I am trying to run the scrapy crawler through scrapyd with JOBDIR
. I have a script in which I am sending the POST
request to scrapyd server:
scrapyd_script:
import requests
import json
import logging
from datetime import datetime
logging.basicConfig(
filename="scrapyd_script.log",
format="%(asctime)s %(message)s",
filemode="w",
)
logger = logging.getLogger()
logger.setLevel(logging.INFO)
def start_job():
payload = {
"project": "default",
"spider": "houzz_crawler",
"setting": "JOBDIR=houzz_crawler",
}
response = requests.post("http://localhost:6800/schedule.json", data=payload)
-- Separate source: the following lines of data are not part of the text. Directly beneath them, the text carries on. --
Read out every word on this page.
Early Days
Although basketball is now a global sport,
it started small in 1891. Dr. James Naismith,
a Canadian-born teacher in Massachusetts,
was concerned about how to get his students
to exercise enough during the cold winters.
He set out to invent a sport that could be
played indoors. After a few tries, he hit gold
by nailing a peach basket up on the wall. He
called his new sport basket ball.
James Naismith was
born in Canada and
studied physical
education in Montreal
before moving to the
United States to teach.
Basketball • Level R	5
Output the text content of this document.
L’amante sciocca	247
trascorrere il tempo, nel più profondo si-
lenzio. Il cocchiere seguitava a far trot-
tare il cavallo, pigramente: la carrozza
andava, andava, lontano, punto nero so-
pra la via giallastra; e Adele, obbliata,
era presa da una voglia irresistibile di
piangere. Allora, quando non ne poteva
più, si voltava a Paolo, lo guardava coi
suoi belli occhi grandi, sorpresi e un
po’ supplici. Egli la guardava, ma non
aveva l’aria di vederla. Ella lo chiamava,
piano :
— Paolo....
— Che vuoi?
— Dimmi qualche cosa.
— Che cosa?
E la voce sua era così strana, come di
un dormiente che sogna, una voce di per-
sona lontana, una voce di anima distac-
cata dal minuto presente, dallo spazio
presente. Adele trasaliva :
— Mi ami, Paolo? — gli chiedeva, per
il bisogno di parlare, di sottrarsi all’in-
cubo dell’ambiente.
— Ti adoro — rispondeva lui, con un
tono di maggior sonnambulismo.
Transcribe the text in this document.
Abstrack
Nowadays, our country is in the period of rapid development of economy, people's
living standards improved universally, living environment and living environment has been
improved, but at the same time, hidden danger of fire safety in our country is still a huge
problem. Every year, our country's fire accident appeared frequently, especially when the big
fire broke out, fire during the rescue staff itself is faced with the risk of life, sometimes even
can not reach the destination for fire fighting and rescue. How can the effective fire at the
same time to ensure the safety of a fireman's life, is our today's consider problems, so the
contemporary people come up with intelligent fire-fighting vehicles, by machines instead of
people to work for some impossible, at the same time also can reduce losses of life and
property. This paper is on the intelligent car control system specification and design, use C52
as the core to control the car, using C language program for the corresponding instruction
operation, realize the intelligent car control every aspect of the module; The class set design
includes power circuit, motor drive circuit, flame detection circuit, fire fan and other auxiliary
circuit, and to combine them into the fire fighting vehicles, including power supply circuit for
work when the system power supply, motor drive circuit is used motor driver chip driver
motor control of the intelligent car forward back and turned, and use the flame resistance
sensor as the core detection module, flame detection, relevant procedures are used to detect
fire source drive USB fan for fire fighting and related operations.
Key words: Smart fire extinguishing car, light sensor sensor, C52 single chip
return json.loads(response.text)
if __name__ == "__main__":
job_data = start_job()
logger.info(job_data)
And I created the systemd
service to run scrapyd_script.py
on reboot.
scrapyd_script.service:
[Unit]
Description=My Lovely Service
After=network.target
[Service]
Type=idle
Restart=on-failure
User=root
ExecStart=/bin/bash -c 'cd /home/..../houzz/ && source venv/bin/activate && python /home/..../houzz/houzz_crawler/scrapyd_script.py'
[Install]
WantedBy=multi-user.target
Service is getting started on reboot but the problem is every time system reboot crawler starts from start instead of resuming the crawler where it left off. How can I resume the crawler from it's previous state on system reboot?